O Pedagogo, I, 21-24
«Os seus filhinhos serão levados aos ombros e consolados ao colo, vem nas Escrituras. Como à criança a quem a mãe dá consolo, também eu vos consolarei» (Is 66,12-13).
mãe chega seus filhos a si, e nós, nós procuramos nossa mãe, a Igreja. Todo o ser de pouca idade e frágil é, nessa fragilidade desprotegida, um ser gracioso, doce, encantador; Deus não recusa o seu auxílio a seres tão jovens assim. Todos os pais têm uma ternura peculiar para com seus filhos pequenos… De igual modo, o Pai de toda a criação acolhe aqueles que se refugiam junto de si, regenera-os pelo Espírito e adopta-os como filhos; conhece a sua doçura e só a eles ama, auxilia, defende; por isso lhes chama filhos (cf. Jo 13,33).
O Santo Espírito, falando pela boca de Isaías, aplica ao próprio Senhor o termo filho: «Eis que nos nasceu um menino, foi-nos dado um filho.» (Is 9,5). Quem é então esta pequena criança, este recém-nascido, à imagem de quem também nós somos crianças? Pela boca do mesmo Profeta, o Espírito descreve-nos a sua grandeza: «Conselheiro admirável, Deus poderoso, Pai eterno, Príncipe da paz» (v. 6).
Ó Deus tão grande! Ó menino perfeito! O Filho está no Pai e o Pai está no Filho. Poderia não ser perfeita a educação que nos dá este menino? Ela reúne-nos para nos guiar, a nós, os seus filhos. O menino estendeu-nos as mãos, e nelas pomos toda a nossa fé.

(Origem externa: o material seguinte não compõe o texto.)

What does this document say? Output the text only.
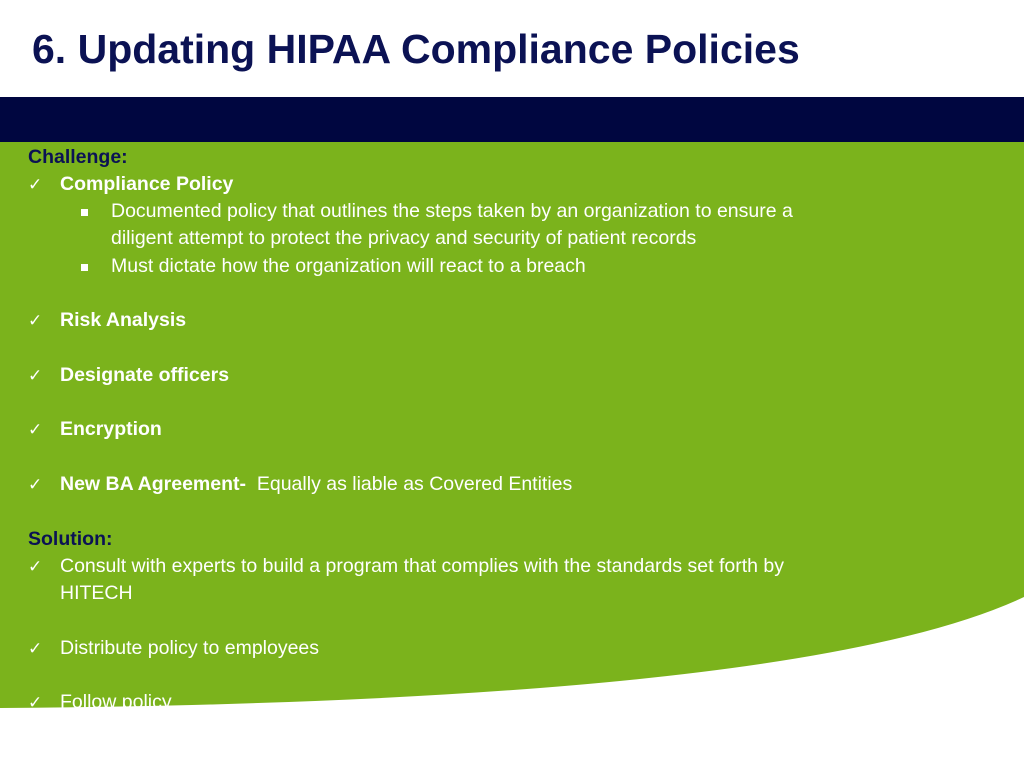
6. Updating HIPAA Compliance Policies
Challenge:
✓ Compliance Policy
Documented policy that outlines the steps taken by an organization to ensure a
diligent attempt to protect the privacy and security of patient records
Must dictate how the organization will react to a breach
✓ Risk Analysis
✓ Designate officers
✓ Encryption
✓ New BA Agreement- Equally as liable as Covered Entities
Solution:
✓ Consult with experts to build a program that complies with the standards set forth by
HITECH
✓ Distribute policy to employees
✓ Follow policy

Também João Baptista dá testemunho desta criança: «Eis o cordeiro de Deus», diz-nos (Jo 1, 29). Como as Escrituras designam as crianças por cordeiros, chamou “cordeiro de Deus” ao Verbo Deus que por nós se fez homem e que em tudo nos quis ser igual, ele, que é o Filho de Deus, o menino do Pai.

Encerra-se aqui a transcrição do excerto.